Generally the shorebirds and waterbirds are categorised into various groups on the basis of their ecology and behaviour in which the wading birds are one of the major categories of shorebirds. In addition to that the wading birds are classified as two different groups on the basis of the length of their legs and other morphological and behavioural characteristics i.e. large wading (long legged) and small wading (small legged) birds. The wading birds are prominent predators in the coastal wetland habitats 11. The wading birds require proper water level and distribution of prey to fulfil their energetic demands 12. For instance the wading birds are using large home ranges it might be due to their energetic demands since they are travelling thousands of kilometre during their migration 13,14. The abundance and diversity of preys could reasonably influence the use of feeding grounds by wading birds and the density of prey also playing major role on the viability of wading bird population in the coastal wetlands 15,16,17,18. The wading birds are functioning as one of the top positions in the trophic structure of food pyramids in an aquatic ecosystem the shorebirds are regarded as a important functional components in the aquatic habitats 19. Due to their trophic status the wading birds are also considered as one of the significant indicators of the quality of the wetland habitats 20,21.

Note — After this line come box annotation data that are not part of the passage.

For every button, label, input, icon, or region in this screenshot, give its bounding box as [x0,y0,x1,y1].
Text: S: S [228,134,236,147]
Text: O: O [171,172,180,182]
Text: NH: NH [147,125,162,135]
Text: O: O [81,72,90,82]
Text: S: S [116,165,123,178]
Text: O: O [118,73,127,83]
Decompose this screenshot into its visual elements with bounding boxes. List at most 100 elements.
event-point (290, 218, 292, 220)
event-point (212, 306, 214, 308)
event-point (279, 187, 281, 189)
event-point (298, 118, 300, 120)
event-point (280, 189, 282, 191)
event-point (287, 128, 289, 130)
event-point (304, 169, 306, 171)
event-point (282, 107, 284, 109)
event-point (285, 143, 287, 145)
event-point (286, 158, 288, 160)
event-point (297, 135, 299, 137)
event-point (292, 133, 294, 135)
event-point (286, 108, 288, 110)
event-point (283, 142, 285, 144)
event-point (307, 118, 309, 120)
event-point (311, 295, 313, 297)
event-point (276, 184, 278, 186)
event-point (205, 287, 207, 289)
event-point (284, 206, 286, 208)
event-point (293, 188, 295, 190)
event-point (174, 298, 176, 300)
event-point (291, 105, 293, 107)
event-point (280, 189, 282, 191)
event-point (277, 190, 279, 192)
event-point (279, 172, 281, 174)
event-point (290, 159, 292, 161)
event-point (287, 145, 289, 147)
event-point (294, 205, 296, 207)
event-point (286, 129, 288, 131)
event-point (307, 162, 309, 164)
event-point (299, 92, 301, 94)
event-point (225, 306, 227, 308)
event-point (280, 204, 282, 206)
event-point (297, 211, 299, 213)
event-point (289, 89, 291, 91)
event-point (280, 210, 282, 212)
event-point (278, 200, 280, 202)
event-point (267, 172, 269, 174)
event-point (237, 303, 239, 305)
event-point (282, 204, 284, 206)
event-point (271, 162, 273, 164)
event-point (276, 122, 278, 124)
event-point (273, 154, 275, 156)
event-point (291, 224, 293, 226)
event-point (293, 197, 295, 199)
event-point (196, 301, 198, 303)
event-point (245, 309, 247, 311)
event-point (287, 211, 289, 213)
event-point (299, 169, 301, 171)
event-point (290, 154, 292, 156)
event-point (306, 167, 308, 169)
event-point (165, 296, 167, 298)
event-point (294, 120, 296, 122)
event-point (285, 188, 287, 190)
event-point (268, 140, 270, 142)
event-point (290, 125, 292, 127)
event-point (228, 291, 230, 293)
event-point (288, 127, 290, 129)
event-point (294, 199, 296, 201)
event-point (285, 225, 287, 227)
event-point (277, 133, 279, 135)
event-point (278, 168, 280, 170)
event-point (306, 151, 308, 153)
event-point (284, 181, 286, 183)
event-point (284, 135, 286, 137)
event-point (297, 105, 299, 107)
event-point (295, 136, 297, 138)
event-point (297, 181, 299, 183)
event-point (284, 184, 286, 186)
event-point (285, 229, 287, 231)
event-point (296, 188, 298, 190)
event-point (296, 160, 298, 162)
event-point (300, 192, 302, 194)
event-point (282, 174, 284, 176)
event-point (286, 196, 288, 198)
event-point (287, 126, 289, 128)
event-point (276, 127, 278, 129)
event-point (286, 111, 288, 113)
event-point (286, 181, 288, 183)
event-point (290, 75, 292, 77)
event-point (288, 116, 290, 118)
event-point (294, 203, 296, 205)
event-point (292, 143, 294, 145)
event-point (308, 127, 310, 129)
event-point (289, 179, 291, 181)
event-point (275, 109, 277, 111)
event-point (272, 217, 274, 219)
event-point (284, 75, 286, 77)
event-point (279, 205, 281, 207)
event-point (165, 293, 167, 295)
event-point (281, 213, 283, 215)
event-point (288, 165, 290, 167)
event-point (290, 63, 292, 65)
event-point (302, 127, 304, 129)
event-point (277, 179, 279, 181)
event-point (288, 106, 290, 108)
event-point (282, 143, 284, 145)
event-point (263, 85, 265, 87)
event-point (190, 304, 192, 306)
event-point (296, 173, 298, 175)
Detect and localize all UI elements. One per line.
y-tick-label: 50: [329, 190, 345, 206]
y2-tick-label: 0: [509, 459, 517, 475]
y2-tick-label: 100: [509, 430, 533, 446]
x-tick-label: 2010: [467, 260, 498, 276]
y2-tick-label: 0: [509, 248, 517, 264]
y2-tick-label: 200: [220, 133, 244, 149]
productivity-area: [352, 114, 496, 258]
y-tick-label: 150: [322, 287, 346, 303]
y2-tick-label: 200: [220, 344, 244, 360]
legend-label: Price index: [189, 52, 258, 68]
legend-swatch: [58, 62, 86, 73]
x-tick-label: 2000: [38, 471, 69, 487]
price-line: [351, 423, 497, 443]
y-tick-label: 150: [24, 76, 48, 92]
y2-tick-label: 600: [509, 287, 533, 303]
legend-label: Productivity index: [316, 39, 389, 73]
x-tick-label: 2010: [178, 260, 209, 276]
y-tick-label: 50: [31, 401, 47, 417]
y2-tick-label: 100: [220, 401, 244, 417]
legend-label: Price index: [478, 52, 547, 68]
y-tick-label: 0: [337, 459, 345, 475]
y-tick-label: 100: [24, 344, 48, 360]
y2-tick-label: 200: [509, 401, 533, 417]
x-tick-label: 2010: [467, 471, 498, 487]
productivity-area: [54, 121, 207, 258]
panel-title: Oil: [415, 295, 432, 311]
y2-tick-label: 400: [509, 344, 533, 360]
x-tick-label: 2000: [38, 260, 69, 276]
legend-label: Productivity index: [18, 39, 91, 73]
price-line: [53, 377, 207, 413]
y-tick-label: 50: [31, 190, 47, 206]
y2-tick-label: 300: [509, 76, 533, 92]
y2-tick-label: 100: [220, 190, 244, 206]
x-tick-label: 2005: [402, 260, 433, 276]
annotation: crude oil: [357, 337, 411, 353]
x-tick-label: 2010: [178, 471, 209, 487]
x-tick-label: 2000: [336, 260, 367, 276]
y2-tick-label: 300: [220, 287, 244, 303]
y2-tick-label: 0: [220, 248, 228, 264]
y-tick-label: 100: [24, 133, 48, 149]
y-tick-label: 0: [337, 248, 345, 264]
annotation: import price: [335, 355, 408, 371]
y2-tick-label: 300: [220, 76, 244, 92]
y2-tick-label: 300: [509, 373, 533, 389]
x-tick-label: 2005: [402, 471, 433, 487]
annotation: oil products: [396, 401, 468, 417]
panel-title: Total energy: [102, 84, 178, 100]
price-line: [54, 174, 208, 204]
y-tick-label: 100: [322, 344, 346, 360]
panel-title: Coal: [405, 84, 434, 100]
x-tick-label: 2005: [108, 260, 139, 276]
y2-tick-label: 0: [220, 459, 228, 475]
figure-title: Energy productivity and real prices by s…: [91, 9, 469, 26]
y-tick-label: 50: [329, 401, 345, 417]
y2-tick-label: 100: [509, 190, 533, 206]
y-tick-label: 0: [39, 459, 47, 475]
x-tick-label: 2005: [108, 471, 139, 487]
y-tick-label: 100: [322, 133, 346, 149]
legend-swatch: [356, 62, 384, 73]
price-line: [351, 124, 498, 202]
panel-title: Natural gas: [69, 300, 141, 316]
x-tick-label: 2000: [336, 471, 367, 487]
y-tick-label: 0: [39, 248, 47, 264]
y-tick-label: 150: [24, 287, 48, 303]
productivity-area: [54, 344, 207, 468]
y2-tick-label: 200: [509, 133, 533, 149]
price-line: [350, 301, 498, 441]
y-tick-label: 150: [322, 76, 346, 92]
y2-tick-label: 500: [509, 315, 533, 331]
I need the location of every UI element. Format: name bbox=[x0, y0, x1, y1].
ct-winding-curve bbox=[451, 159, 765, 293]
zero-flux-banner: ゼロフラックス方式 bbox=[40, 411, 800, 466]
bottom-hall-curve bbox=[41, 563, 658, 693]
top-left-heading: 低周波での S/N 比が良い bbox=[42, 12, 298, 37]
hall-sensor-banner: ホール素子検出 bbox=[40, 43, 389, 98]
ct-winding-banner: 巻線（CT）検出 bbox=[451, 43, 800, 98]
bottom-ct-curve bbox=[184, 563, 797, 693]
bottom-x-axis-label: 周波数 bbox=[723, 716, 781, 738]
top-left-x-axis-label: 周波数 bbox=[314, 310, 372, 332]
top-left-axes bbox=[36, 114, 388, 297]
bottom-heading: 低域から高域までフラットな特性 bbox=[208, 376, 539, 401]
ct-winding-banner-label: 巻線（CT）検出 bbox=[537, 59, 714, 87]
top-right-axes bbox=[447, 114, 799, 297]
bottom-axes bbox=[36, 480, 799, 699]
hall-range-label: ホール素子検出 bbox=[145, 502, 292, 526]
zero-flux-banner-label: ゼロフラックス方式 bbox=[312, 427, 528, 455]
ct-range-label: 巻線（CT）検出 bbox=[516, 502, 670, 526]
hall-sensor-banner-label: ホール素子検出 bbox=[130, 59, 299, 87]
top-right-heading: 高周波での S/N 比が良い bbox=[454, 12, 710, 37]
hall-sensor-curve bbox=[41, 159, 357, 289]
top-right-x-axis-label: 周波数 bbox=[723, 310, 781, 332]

In this perspective the Pichavaram Mangrove Forest (PMF) is one of the vital wetlands in the east coast of southern India and the PMF is situated along the Central Asian Flyway routes of migratory shorebirds. The PMF is attracting several species of wading birds and the birds are using the PMF as a vital stop over sites during their migration since they are providing sufficient nutrient for the wading birds 22,23,24,25. The current study aimed to carry out the seasonal variations of population characteristics of small wading birds in the PMF and to suggest management recommendations and conservation wading birds visited PMF seasonally.
Study Area
The study was undertaken in the Pichavaram Mangrove Forest (PMF), which is situated at 11°23? to 11°30?N, and 79°45? to 79°50?E, India (Fig. 1). The total area of the PMF is 11 km2, in which 50% is tidally conquered, 40% has urban waterways and 10% is sheltered by tidal flats. The annual temperature of PMF is ranging from 18 to 36 °C 26. Annually several species of shorebirds were visiting the PMF 27. Various species of waterbirds were using the PMF as effective foraging grounds 27. PMF attracts rare and near-threatened shorebirds annually 28.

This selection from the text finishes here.